Filtering all Fields/Events

Hello
Having a centralized log-stream using Logstash with more than hundreds of fields/events types.
I'm trying to apply filter to all events/fields and replacing a regex in this case email address. (removing PII)
what would be the best solution to apply filters to all fields/events and replacing a regex, without the need to identify the field names ?

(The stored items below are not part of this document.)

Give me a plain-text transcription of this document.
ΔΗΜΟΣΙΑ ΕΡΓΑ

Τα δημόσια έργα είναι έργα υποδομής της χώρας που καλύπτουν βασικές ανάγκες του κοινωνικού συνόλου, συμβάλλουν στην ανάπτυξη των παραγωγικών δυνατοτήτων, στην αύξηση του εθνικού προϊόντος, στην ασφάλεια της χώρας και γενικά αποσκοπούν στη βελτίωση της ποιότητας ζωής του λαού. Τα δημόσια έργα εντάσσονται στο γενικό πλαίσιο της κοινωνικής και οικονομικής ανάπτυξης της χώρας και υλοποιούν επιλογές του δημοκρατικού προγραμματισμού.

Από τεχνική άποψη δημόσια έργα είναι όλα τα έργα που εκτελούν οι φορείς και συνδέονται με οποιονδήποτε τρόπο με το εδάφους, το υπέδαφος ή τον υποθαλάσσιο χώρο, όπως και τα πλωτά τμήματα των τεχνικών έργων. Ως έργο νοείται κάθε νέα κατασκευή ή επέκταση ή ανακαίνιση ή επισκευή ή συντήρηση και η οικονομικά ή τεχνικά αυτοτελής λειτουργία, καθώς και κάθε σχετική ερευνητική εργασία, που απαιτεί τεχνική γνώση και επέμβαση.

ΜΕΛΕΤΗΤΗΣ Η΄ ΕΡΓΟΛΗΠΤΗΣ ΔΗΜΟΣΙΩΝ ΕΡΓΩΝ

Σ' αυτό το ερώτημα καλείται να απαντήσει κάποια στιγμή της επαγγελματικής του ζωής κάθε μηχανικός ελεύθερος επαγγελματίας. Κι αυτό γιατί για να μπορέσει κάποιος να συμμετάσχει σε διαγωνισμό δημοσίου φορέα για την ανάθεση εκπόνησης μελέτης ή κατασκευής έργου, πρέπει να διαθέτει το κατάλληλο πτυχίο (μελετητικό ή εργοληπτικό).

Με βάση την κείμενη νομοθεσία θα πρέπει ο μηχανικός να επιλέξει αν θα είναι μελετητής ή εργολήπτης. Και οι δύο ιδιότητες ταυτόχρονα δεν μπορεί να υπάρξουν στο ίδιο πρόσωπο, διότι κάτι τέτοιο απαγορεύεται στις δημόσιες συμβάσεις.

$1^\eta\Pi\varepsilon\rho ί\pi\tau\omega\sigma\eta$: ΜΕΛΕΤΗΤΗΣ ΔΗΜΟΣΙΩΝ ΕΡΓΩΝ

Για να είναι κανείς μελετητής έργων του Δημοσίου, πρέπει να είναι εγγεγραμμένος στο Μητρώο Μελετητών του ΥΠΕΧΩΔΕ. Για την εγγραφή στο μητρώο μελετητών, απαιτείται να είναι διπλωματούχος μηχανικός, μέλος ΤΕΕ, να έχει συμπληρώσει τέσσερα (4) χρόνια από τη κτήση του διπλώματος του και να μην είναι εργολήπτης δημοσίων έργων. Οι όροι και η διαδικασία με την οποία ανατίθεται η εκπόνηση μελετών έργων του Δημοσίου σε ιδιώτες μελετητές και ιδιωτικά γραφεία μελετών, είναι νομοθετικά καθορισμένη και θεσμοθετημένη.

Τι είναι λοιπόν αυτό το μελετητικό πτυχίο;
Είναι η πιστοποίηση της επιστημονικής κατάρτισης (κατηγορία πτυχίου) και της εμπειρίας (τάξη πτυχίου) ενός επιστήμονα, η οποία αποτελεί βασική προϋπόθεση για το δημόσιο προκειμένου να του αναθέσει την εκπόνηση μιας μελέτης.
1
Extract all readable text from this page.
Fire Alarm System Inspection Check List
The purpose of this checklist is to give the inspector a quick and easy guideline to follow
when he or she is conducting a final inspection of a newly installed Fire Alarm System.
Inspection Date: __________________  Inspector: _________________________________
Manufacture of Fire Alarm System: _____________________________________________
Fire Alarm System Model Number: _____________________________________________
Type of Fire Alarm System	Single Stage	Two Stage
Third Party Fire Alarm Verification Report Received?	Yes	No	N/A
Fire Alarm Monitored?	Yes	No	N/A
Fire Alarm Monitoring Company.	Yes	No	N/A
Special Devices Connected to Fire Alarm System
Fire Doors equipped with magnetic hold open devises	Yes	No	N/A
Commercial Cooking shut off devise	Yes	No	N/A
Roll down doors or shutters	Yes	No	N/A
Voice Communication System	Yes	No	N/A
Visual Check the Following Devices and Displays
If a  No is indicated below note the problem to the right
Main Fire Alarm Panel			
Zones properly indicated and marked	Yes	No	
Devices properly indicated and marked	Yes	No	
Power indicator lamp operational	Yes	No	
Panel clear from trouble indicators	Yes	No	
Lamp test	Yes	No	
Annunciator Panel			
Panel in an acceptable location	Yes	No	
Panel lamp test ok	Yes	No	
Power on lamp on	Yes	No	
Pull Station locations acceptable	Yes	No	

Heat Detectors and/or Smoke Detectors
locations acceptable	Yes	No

Currently we are trying the following , however this does not work with json/xml with multiple nested elements, objects, array..

//filter {
//ruby {
// code => '
// event.to_hash.each { |k, v|
// if v.is_a?(String) and /@/ === v
// j = v.gsub!(/\b[A-Z0-9._%a-z]+@(?:[A-Z0-9a-z]+.)[A-Za-z]{2,5}/, "-")
// event.set(k, j)
// end
// }
// '
//}
//}

Thanks again

If you need to iterate over all the fields in an event, including the contents of hashes and arrays, then this may give you some ideas.

You probably do not need to do it as a ruby script, I expect it could be rewriten it as a ruby filter that uses the code option rather than the path option to get the code from a file.

Writing a regexp to match any email address that is "valid" is a really tough problem. There are valid domains that contain characters from non-English scripts such as Chinese or Cyrillic. Of course a lot of email programs will not handle such addresses even though they follow the "rules". So exotic email addresses may be "valid" but unusable.

For PII masking I would lean to being inclusive and masking things that may not be emails. This page discusses some of the options for being more or less inclusive.

Personally I would lean towards using a POSIX class like [[:alnum:]] instead of [A-Za-z0-9]

This topic was automatically closed 28 days after the last reply. New replies are no longer allowed.